You have to fit your communication style to the recipient. I used to think that if I gave generic marketing stuff to people who I knew they would be offended. I do want to reinvent the wheel, but it helps to start with the wheel that’s already moving. You will come to a dead stop if you take all the wheels off at once! So the balance was to find things that people I know would find value in.

I don’t focus on the image stuff — that’s not me. I remember my aunt and uncle who used to come to the family reunions with buttons that said "Ask me about Amway," or whatever, and I always used to think, "Why can’t you just be my aunt and uncle?"

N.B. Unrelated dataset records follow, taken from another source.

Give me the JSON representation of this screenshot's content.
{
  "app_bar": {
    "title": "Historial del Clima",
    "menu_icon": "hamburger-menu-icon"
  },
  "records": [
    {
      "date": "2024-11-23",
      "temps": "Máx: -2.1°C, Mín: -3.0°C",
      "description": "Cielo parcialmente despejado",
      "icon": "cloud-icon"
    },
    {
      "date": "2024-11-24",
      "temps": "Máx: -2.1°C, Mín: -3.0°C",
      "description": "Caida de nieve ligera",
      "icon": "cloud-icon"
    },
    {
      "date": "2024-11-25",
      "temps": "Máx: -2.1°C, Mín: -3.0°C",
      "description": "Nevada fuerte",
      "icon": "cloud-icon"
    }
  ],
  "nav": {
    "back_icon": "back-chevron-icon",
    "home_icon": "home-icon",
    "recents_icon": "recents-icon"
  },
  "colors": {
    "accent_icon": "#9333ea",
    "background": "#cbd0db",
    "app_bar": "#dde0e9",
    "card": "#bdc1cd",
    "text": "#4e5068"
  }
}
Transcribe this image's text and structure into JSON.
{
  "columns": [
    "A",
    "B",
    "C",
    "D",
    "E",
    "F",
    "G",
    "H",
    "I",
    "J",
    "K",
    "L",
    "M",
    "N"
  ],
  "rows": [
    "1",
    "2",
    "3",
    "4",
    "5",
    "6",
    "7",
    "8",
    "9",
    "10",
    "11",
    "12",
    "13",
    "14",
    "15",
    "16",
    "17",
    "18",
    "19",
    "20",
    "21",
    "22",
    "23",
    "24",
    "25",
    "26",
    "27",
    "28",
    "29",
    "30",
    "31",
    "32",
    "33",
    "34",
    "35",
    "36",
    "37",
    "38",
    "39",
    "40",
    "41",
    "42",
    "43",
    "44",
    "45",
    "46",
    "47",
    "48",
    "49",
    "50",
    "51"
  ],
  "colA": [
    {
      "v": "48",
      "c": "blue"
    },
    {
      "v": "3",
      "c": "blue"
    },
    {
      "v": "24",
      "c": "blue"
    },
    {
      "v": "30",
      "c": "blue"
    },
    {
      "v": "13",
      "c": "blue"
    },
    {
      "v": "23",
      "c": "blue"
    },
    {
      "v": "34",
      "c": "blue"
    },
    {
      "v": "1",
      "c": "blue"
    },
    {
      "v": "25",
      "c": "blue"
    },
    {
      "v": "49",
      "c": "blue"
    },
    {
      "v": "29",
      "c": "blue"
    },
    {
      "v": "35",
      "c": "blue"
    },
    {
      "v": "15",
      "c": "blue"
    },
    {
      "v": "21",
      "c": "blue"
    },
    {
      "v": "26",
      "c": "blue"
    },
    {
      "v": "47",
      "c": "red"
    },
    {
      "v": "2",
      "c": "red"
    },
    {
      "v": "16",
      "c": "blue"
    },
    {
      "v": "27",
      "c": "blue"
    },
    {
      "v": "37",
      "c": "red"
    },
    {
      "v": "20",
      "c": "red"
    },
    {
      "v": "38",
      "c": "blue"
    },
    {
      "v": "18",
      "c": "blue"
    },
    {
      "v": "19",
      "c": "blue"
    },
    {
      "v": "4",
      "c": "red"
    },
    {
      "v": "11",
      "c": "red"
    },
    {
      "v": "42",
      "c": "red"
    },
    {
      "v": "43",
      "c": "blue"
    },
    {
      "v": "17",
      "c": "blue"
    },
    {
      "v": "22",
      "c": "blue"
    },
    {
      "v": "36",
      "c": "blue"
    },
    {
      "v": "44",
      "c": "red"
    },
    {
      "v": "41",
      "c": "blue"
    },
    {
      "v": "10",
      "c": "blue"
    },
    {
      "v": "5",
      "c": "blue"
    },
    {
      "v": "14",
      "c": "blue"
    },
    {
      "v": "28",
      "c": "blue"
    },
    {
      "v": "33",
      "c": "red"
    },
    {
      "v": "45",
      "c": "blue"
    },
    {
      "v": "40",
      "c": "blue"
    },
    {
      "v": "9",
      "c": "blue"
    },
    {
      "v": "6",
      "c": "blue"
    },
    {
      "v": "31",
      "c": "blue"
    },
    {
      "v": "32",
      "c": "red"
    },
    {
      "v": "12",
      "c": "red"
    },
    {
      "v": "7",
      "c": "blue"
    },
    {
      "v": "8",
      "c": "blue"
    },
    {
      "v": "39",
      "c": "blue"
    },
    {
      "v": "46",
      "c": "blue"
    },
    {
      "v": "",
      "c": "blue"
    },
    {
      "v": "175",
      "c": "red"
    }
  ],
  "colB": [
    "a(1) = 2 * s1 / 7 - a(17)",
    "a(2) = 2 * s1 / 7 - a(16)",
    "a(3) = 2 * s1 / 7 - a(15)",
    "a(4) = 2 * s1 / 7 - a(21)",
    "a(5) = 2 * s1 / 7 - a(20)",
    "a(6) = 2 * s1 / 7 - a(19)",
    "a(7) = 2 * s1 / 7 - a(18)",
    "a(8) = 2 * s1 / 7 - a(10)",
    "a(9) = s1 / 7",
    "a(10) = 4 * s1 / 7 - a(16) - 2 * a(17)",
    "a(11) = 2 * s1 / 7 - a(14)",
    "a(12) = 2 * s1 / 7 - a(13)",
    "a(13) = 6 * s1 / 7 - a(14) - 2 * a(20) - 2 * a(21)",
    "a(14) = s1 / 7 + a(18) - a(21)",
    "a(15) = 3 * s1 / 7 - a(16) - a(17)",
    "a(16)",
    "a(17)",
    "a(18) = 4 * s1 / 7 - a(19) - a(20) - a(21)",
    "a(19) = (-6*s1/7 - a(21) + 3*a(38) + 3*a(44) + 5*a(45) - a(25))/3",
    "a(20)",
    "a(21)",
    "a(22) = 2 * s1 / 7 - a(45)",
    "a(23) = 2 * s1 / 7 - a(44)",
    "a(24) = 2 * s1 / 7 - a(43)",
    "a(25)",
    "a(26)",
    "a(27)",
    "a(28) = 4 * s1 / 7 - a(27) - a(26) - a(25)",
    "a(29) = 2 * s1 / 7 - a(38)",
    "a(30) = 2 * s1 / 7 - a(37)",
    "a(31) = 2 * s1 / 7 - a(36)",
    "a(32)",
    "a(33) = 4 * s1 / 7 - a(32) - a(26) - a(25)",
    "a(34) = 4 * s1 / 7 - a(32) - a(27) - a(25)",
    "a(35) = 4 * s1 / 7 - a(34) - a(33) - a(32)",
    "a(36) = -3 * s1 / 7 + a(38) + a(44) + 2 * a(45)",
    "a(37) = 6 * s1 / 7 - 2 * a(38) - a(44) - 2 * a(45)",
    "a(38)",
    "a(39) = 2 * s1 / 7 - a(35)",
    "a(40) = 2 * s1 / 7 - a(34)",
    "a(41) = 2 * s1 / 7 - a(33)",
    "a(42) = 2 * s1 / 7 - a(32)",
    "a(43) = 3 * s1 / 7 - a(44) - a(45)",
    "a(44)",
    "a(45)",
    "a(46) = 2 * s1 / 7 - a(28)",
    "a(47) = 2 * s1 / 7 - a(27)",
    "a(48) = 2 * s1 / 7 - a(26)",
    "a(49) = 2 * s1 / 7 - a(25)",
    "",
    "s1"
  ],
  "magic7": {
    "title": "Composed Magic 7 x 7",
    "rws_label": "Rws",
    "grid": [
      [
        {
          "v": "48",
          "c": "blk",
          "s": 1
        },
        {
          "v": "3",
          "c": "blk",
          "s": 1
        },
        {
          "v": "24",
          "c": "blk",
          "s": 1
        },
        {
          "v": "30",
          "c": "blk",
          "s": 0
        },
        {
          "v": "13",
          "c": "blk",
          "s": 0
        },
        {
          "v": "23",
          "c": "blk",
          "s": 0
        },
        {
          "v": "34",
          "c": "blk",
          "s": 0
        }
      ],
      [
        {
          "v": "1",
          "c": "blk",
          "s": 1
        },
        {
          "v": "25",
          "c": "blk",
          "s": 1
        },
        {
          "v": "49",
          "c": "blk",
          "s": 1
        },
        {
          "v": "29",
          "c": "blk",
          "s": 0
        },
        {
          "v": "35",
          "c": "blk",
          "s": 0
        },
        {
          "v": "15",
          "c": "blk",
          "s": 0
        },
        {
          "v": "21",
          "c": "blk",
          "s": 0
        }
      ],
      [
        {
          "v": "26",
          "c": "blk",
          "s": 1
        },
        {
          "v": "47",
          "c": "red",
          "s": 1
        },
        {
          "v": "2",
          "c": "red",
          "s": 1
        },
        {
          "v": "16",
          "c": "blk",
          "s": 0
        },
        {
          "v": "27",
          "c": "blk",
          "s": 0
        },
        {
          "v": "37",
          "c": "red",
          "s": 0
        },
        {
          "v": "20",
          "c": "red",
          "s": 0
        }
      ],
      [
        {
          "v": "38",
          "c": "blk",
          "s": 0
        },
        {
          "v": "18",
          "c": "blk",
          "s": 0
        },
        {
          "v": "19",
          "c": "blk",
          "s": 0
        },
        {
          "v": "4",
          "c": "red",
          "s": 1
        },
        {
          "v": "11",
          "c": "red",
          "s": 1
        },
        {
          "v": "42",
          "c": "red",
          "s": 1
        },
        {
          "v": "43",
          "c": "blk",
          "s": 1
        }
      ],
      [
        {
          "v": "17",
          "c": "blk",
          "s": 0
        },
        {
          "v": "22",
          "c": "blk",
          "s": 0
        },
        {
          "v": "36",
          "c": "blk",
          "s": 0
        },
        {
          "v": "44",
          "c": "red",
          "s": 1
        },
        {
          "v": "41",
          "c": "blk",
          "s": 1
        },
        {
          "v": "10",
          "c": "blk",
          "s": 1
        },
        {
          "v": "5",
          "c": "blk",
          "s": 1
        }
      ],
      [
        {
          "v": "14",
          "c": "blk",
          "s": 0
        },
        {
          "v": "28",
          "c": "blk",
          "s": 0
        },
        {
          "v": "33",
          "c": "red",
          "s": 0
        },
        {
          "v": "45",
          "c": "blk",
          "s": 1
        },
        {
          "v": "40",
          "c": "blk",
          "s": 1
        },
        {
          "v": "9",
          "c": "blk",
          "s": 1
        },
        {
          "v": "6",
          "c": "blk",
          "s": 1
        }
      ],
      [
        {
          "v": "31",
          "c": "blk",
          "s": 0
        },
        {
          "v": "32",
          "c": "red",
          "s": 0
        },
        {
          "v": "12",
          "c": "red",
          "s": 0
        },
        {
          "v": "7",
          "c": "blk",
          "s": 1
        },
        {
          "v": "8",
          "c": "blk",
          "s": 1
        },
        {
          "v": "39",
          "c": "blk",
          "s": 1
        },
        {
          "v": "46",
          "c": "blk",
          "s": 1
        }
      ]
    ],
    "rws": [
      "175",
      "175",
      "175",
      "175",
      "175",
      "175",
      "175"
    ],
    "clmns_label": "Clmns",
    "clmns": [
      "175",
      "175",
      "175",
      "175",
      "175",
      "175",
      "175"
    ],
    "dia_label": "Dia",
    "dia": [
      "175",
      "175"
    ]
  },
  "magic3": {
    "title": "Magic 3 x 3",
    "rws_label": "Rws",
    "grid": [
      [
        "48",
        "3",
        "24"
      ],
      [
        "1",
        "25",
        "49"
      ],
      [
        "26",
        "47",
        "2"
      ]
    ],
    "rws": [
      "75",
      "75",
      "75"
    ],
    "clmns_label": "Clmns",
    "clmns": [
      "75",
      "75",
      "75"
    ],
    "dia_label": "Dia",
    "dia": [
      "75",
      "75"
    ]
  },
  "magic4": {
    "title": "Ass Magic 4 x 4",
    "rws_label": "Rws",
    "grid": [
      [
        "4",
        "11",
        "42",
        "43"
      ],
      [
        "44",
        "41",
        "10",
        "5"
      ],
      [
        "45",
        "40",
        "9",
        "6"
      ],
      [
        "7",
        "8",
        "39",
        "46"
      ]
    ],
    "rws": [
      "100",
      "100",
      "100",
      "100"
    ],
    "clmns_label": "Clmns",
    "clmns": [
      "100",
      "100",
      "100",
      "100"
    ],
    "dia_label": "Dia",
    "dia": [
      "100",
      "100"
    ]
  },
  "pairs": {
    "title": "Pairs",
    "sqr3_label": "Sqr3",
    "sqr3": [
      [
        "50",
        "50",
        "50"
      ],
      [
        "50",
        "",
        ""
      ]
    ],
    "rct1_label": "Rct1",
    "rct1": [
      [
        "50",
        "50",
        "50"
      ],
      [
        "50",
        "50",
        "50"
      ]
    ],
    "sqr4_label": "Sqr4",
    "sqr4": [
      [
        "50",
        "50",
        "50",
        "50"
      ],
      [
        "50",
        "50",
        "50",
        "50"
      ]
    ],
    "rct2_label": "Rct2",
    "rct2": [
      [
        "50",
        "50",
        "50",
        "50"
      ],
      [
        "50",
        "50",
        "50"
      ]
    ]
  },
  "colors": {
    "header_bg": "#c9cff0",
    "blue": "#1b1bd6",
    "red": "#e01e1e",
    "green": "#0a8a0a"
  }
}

You also have to fit your communication style to your limitations. I can’t drive to every person I know every quarter. When you touch your people once a quarter, you do that by phone or e-mail.

ROOKIE: Let’s steal more of your secrets. What do you say?

CHRISNER: I have a great line that I use — do you want to hear it? Here goes: I say to them, "Every adult knows six people per year who are either buying or selling. If you could refer half of them to me, that would make a huge difference," and then two weeks later they call and send me someone.

You say that maybe once a quarter to them, and then they’ll look for those opportunities.

It sounds odd, but you’re kind of giving them a quota. And remember, they want to help. It’s just that if you don’t ask, they don’t pay attention to the conversations that they hear over the water cooler.

ROOKIE: Even in this slow market?

CHRISNER: I know the market is tanking just as I’m trying to build a business, but the strong survive. It’s tough, but you hang in there and with the right relationships it happens. Also, (money is difficult in this market) — with short sales, they’re trying to renegotiate the commission after the contract.

I think it’s a mistake that we try to give the illusion that we work for free. I would prefer that someone say, "What do you charge?" And I can say, "This is what I’ll do for you." We really need to say what we’re worth, and if we can’t, then maybe we’re not worth it.

ROOKIE: One last story?

CHRISNER: Treat every single contact as the most important. We drove our son up to Boston with a U-Haul on the back of the car, and in one of the highway rest areas we hit someone’s car with the trailer. So I left a note on the back of my business card; it was what I had with me.

I didn’t hear for a week, and then I got a call from the man whose car we hit. He turned out to be a commercial agent. He said, "Now I’m going to refer someone to you. I can tell my network that I want to make sure that you’re with an ethical agent — and then there’s no better business recommendation than somebody who hits your car and leaves a note!"

Right? That’s being good when nobody is looking. And I referred someone to the commercial agent. This is going to be the only car accident that turns out to be profitable for someone.

Alison Rogers is a licensed salesperson and author of "Diary of a Real Estate Rookie."